You should not give the client the choice of deciding. The client may have no problem with you doing the cake but then is going to be very upset if something happens and you can't do it. They are going to feel like YOU should have made the decision to not take orders during a certain time frame, even though you cannot predict what's going to happen. Plus, you are really going to feel bad if you cannot make the cake and it is to close to the party for her to find someone else.

cakesbycathy Posted 19 Feb 2013 , 7:48pm
post #11 of 15

AI would give yourself[B] at least[/B] 4 weeks before and plan on returning to caking no earlier than 2 months after baby is born. Unless you are going to have lots and lots of help with someone who is going to get up at night with the baby every time. Sleep deprivation and cake decorating do not go together well. :wink:

ellavanilla Posted 19 Feb 2013 , 10:43pm
post #12 of 15
Originally Posted by cakesbycathy 

I would give yourself at least 4 weeks before and plan on returning to caking no earlier than 2 months after baby is born. Unless you are going to have lots and lots of help with someone who is going to get up at night with the baby every time. Sleep deprivation and cake decorating do not go together well. icon_wink.gif

NOpe, they don't, and if you plan to nurse, you have to allow at least 6 weeks for a realistic adjustment period. I wouldn't want to have to worry about anything else. 
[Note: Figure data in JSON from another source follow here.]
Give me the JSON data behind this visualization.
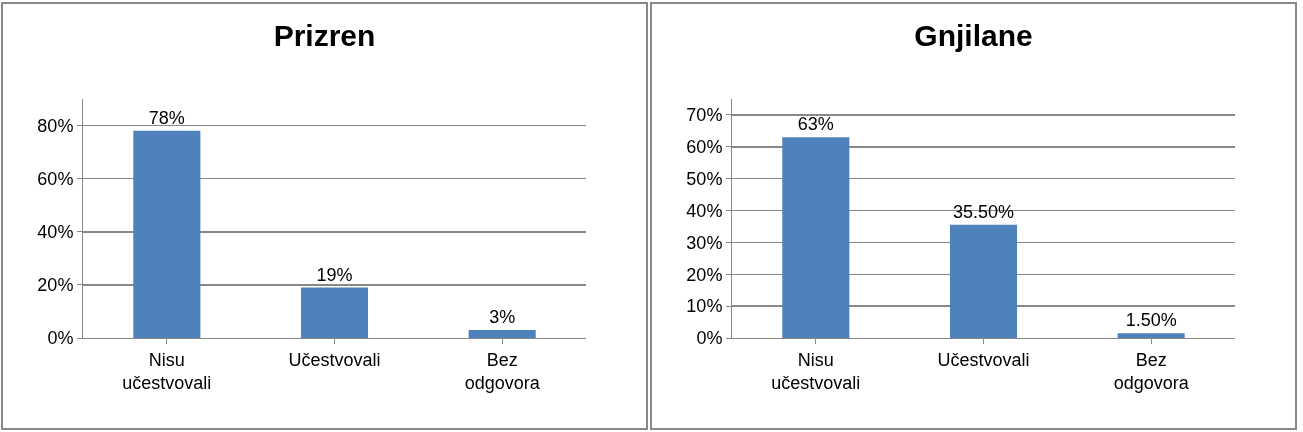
{
  "chart_data": [
    {
      "type": "bar",
      "title": "Prizren",
      "categories": [
        "Nisu učestvovali",
        "Učestvovali",
        "Bez odgovora"
      ],
      "values": [
        78,
        19,
        3
      ],
      "value_labels": [
        "78%",
        "19%",
        "3%"
      ],
      "color": "#4f81bd",
      "ylim": [
        0,
        90
      ],
      "yticks": [
        {
          "value": 0,
          "label": "0%"
        },
        {
          "value": 20,
          "label": "20%"
        },
        {
          "value": 40,
          "label": "40%"
        },
        {
          "value": 60,
          "label": "60%"
        },
        {
          "value": 80,
          "label": "80%"
        }
      ],
      "grid": "y",
      "legend": false
    },
    {
      "type": "bar",
      "title": "Gnjilane",
      "categories": [
        "Nisu učestvovali",
        "Učestvovali",
        "Bez odgovora"
      ],
      "values": [
        63,
        35.5,
        1.5
      ],
      "value_labels": [
        "63%",
        "35.50%",
        "1.50%"
      ],
      "color": "#4f81bd",
      "ylim": [
        0,
        75
      ],
      "yticks": [
        {
          "value": 0,
          "label": "0%"
        },
        {
          "value": 10,
          "label": "10%"
        },
        {
          "value": 20,
          "label": "20%"
        },
        {
          "value": 30,
          "label": "30%"
        },
        {
          "value": 40,
          "label": "40%"
        },
        {
          "value": 50,
          "label": "50%"
        },
        {
          "value": 60,
          "label": "60%"
        },
        {
          "value": 70,
          "label": "70%"
        }
      ],
      "grid": "y",
      "legend": false
    }
  ]
}
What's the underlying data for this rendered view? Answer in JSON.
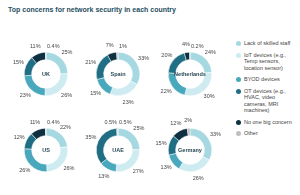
{
  "title": "Top concerns for network security in each country",
  "chart_data": [
    {
      "type": "doughnut",
      "title": "UK",
      "categories": [
        "Lack of skilled staff",
        "IoT devices (e.g., Temp sensors, location sensor)",
        "BYOD devices",
        "OT devices (e.g., HVAC, video cameras, MRI machines)",
        "No one big concern",
        "Other"
      ],
      "values": [
        25,
        26,
        23,
        15,
        11,
        0.4
      ],
      "value_labels": [
        "25%",
        "26%",
        "23%",
        "15%",
        "11%",
        "0.4%"
      ],
      "colors": [
        "#a6d8e2",
        "#cdebf0",
        "#4aa8bd",
        "#1f6e84",
        "#0e3040",
        "#bfbfbf"
      ],
      "data_labels": true,
      "legend": "right"
    },
    {
      "type": "doughnut",
      "title": "Spain",
      "categories": [
        "Lack of skilled staff",
        "IoT devices (e.g., Temp sensors, location sensor)",
        "BYOD devices",
        "OT devices (e.g., HVAC, video cameras, MRI machines)",
        "No one big concern",
        "Other"
      ],
      "values": [
        33,
        23,
        15,
        21,
        7,
        1
      ],
      "value_labels": [
        "33%",
        "23%",
        "15%",
        "21%",
        "7%",
        "1%"
      ],
      "colors": [
        "#a6d8e2",
        "#cdebf0",
        "#4aa8bd",
        "#1f6e84",
        "#0e3040",
        "#bfbfbf"
      ],
      "data_labels": true,
      "legend": "right"
    },
    {
      "type": "doughnut",
      "title": "Netherlands",
      "categories": [
        "Lack of skilled staff",
        "IoT devices (e.g., Temp sensors, location sensor)",
        "BYOD devices",
        "OT devices (e.g., HVAC, video cameras, MRI machines)",
        "No one big concern",
        "Other"
      ],
      "values": [
        24,
        30,
        22,
        20,
        4,
        0.2
      ],
      "value_labels": [
        "24%",
        "30%",
        "22%",
        "20%",
        "4%",
        "0.2%"
      ],
      "colors": [
        "#a6d8e2",
        "#cdebf0",
        "#4aa8bd",
        "#1f6e84",
        "#0e3040",
        "#bfbfbf"
      ],
      "data_labels": true,
      "legend": "right"
    },
    {
      "type": "doughnut",
      "title": "US",
      "categories": [
        "Lack of skilled staff",
        "IoT devices (e.g., Temp sensors, location sensor)",
        "BYOD devices",
        "OT devices (e.g., HVAC, video cameras, MRI machines)",
        "No one big concern",
        "Other"
      ],
      "values": [
        22,
        26,
        26,
        12,
        11,
        0.4
      ],
      "value_labels": [
        "22%",
        "26%",
        "26%",
        "12%",
        "11%",
        "0.4%"
      ],
      "colors": [
        "#a6d8e2",
        "#cdebf0",
        "#4aa8bd",
        "#1f6e84",
        "#0e3040",
        "#bfbfbf"
      ],
      "data_labels": true,
      "legend": "right"
    },
    {
      "type": "doughnut",
      "title": "UAE",
      "categories": [
        "Lack of skilled staff",
        "IoT devices (e.g., Temp sensors, location sensor)",
        "BYOD devices",
        "OT devices (e.g., HVAC, video cameras, MRI machines)",
        "No one big concern",
        "Other"
      ],
      "values": [
        25,
        27,
        13,
        35,
        0.5,
        0.5
      ],
      "value_labels": [
        "25%",
        "27%",
        "13%",
        "35%",
        "0.5%",
        "0.5%"
      ],
      "colors": [
        "#a6d8e2",
        "#cdebf0",
        "#4aa8bd",
        "#1f6e84",
        "#0e3040",
        "#bfbfbf"
      ],
      "data_labels": true,
      "legend": "right"
    },
    {
      "type": "doughnut",
      "title": "Germany",
      "categories": [
        "Lack of skilled staff",
        "IoT devices (e.g., Temp sensors, location sensor)",
        "BYOD devices",
        "OT devices (e.g., HVAC, video cameras, MRI machines)",
        "No one big concern",
        "Other"
      ],
      "values": [
        33,
        26,
        13,
        15,
        12,
        2
      ],
      "value_labels": [
        "33%",
        "26%",
        "13%",
        "15%",
        "12%",
        "2%"
      ],
      "colors": [
        "#a6d8e2",
        "#cdebf0",
        "#4aa8bd",
        "#1f6e84",
        "#0e3040",
        "#bfbfbf"
      ],
      "data_labels": true,
      "legend": "right"
    }
  ]
}
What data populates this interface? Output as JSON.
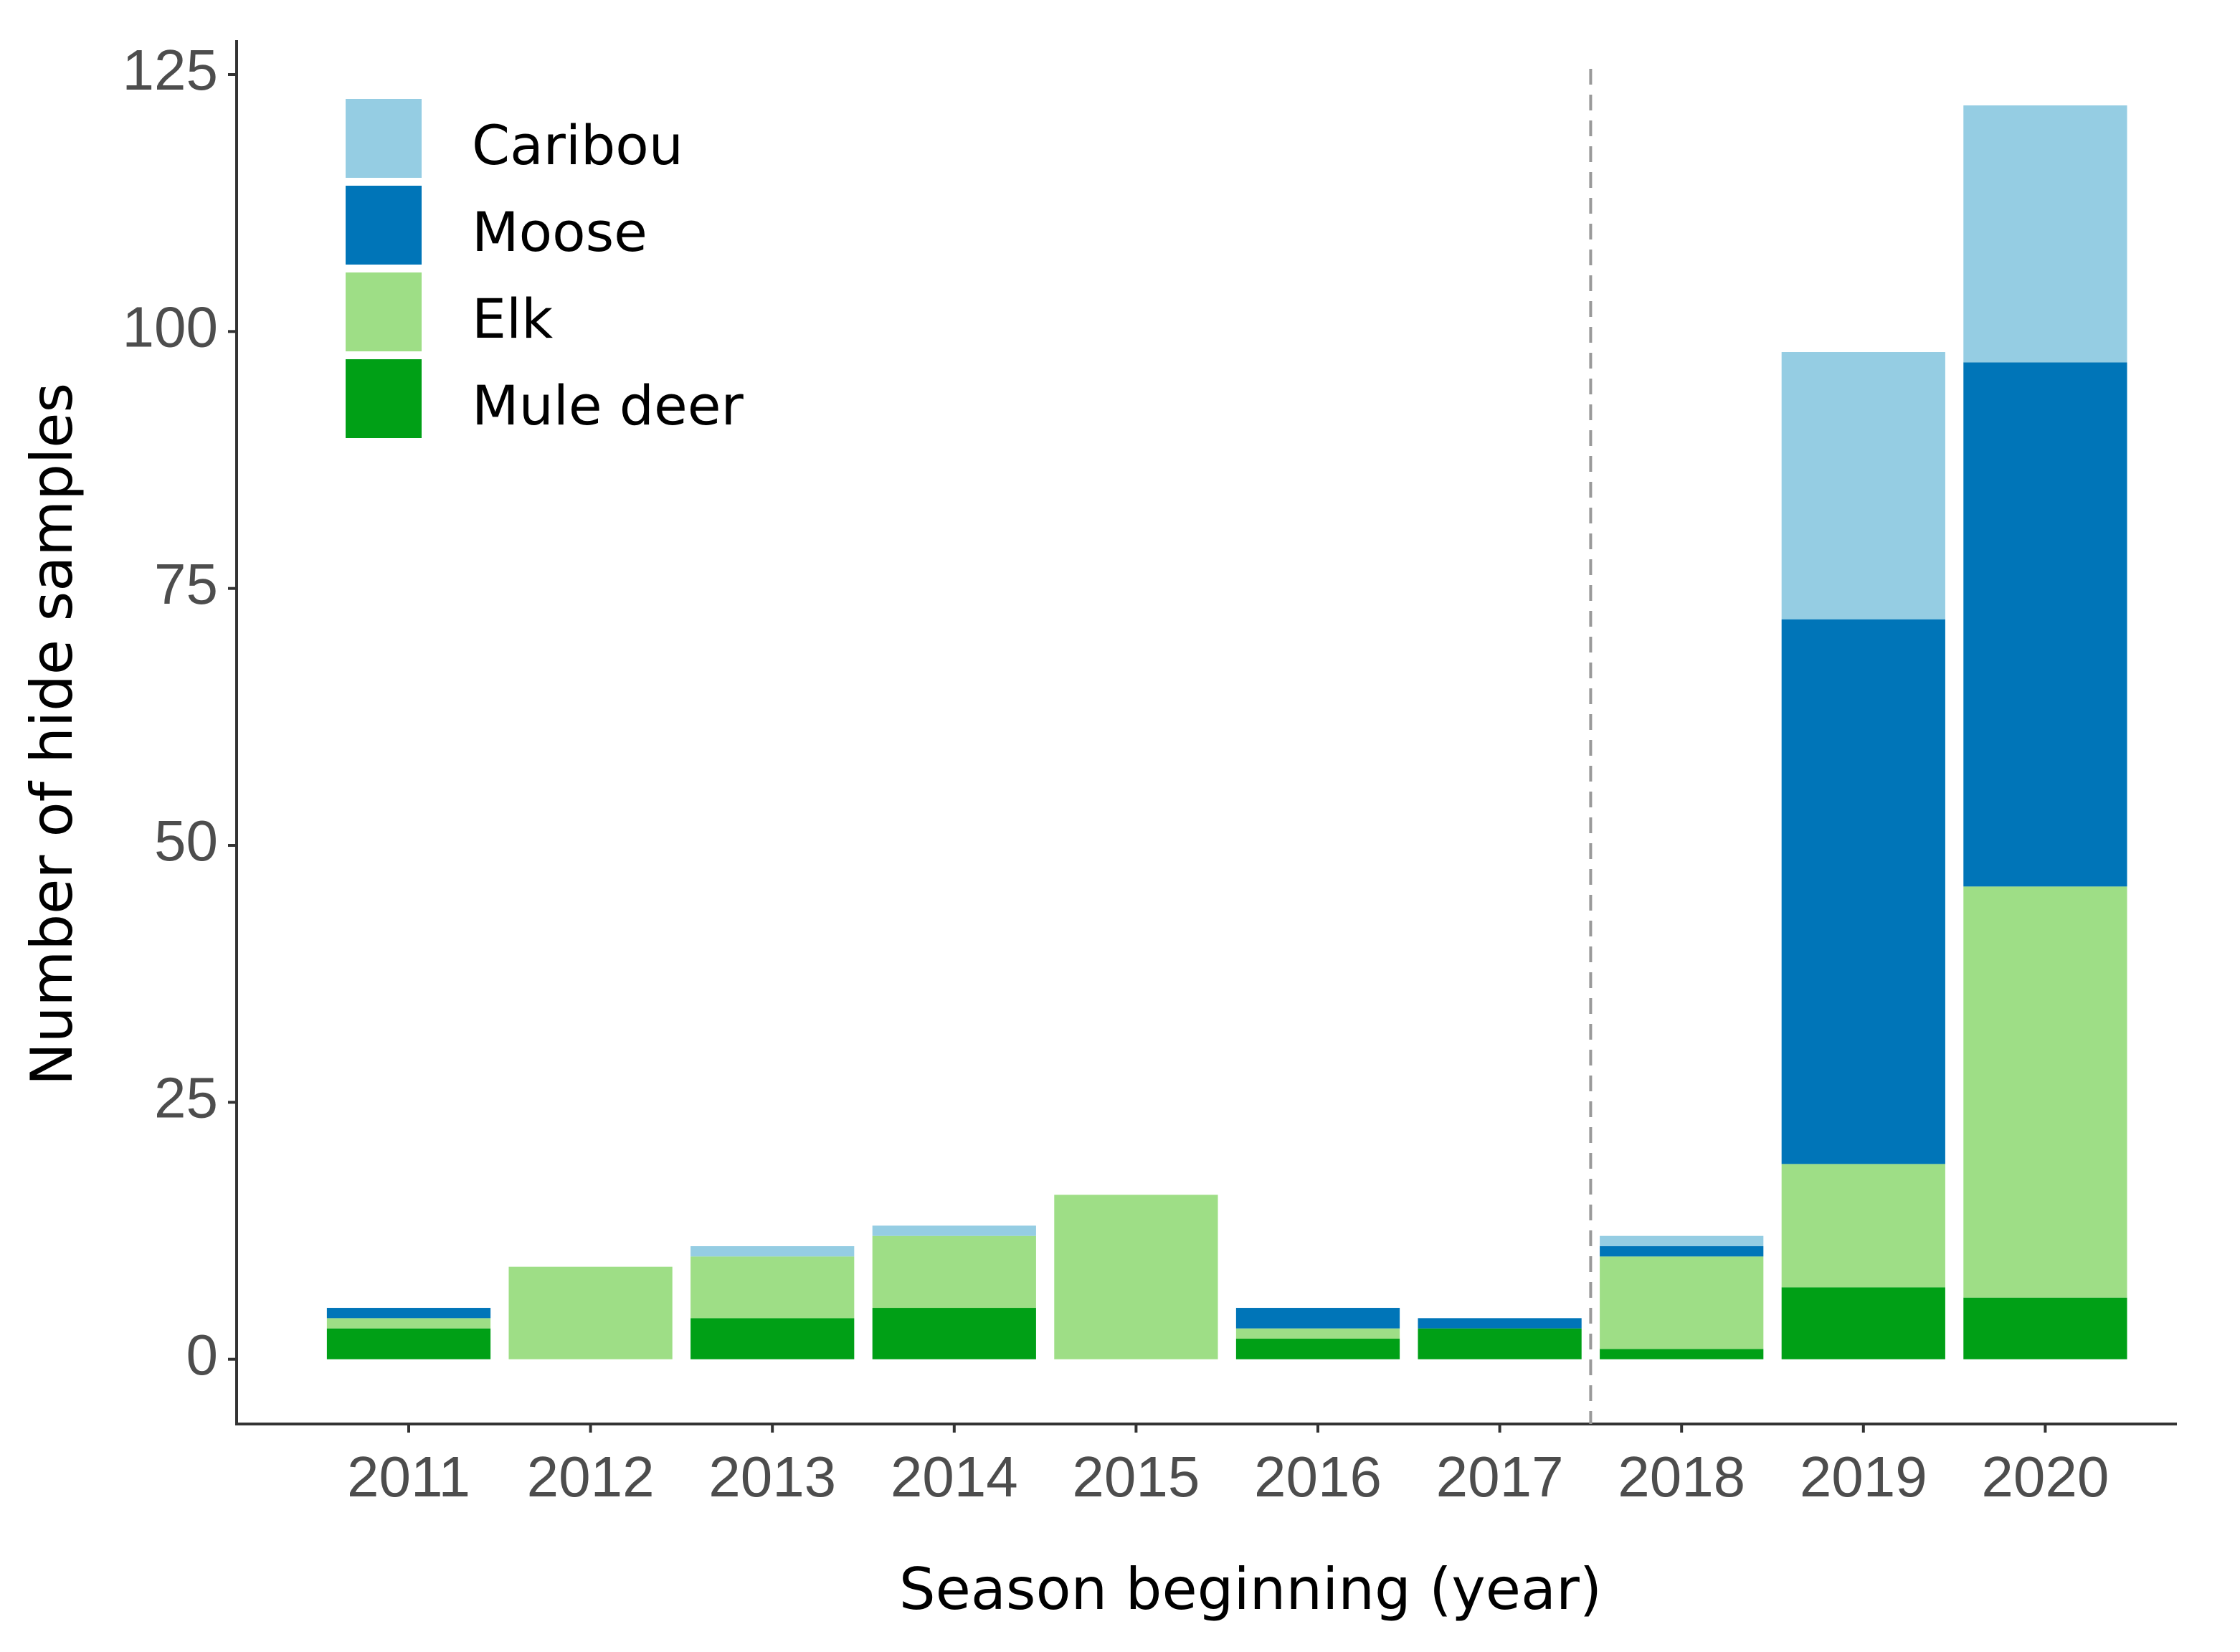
{
  "chart_data": {
    "type": "stacked-bar",
    "x_label": "Season beginning (year)",
    "y_label": "Number of hide samples",
    "categories": [
      "2011",
      "2012",
      "2013",
      "2014",
      "2015",
      "2016",
      "2017",
      "2018",
      "2019",
      "2020"
    ],
    "series": [
      {
        "name": "Caribou",
        "color": "#95cde3",
        "values": [
          0,
          0,
          1,
          1,
          0,
          0,
          0,
          1,
          26,
          25
        ]
      },
      {
        "name": "Moose",
        "color": "#0075b8",
        "values": [
          1,
          0,
          0,
          0,
          0,
          2,
          1,
          1,
          53,
          51
        ]
      },
      {
        "name": "Elk",
        "color": "#9ede86",
        "values": [
          1,
          9,
          6,
          7,
          16,
          1,
          0,
          9,
          12,
          40
        ]
      },
      {
        "name": "Mule deer",
        "color": "#00a016",
        "values": [
          3,
          0,
          4,
          5,
          0,
          2,
          3,
          1,
          7,
          6
        ]
      }
    ],
    "ylim": [
      -6.3,
      128
    ],
    "yticks": [
      0,
      25,
      50,
      75,
      100,
      125
    ],
    "grid": false,
    "legend": "top-left"
  }
}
Annabakescakes Posted 19 Feb 2013 , 10:47pm
post #13 of 15
Originally Posted by ellavanilla 

NOpe, they don't, and if you plan to nurse, you have to allow at least 6 weeks for a realistic adjustment period. I wouldn't want to have to worry about anything else. 

Oh, man I forgot about that! I never could get my twins latched on and pumped for 9 months (Where is that milking the cow smiley?) My daughter was born knowing how, then my last son would snuggle up and go to sleep! He lost weight, while my daughter gained a pound her first 10 days.

A Cakerellas Posted 20 Feb 2013 , 3:08am
post #14 of 15

thats really good planing.

jgifford Posted 20 Feb 2013 , 2:22pm
post #15 of 15

I was remodeling a house up until the day before my first was born.  She absolutely terrified me!  She only weighed 5lbs 2 oz, but scared me silly.  I had never even changed a diaper so I had no idea what to expect. With my 2nd and 3rd as well, I worked until the day before they were born.


I would say that as long as you're healthy and not having complications, you'll probably be ok with the cake before the baby comes.  But after?  No.  Even if you run a day care and take care of babies all day long, it's different with your own.  And you'll want to spend hours just watching him/her sleep - not dealing with a cake.  My first doubled her birth weight in 7 weeks, so guess what I was doing every hour on the hour? I decided the dark circles under my eyes were going to be permanent since I wasn't getting much sleep at all.  I can't imagine trying to do a cake during that time.


I would definitely explain the situation to the bride with the cake before your due date and let her make the call. But I wouldn't do the one after the baby comes - you just need more than a few weeks to get back into the swing of things.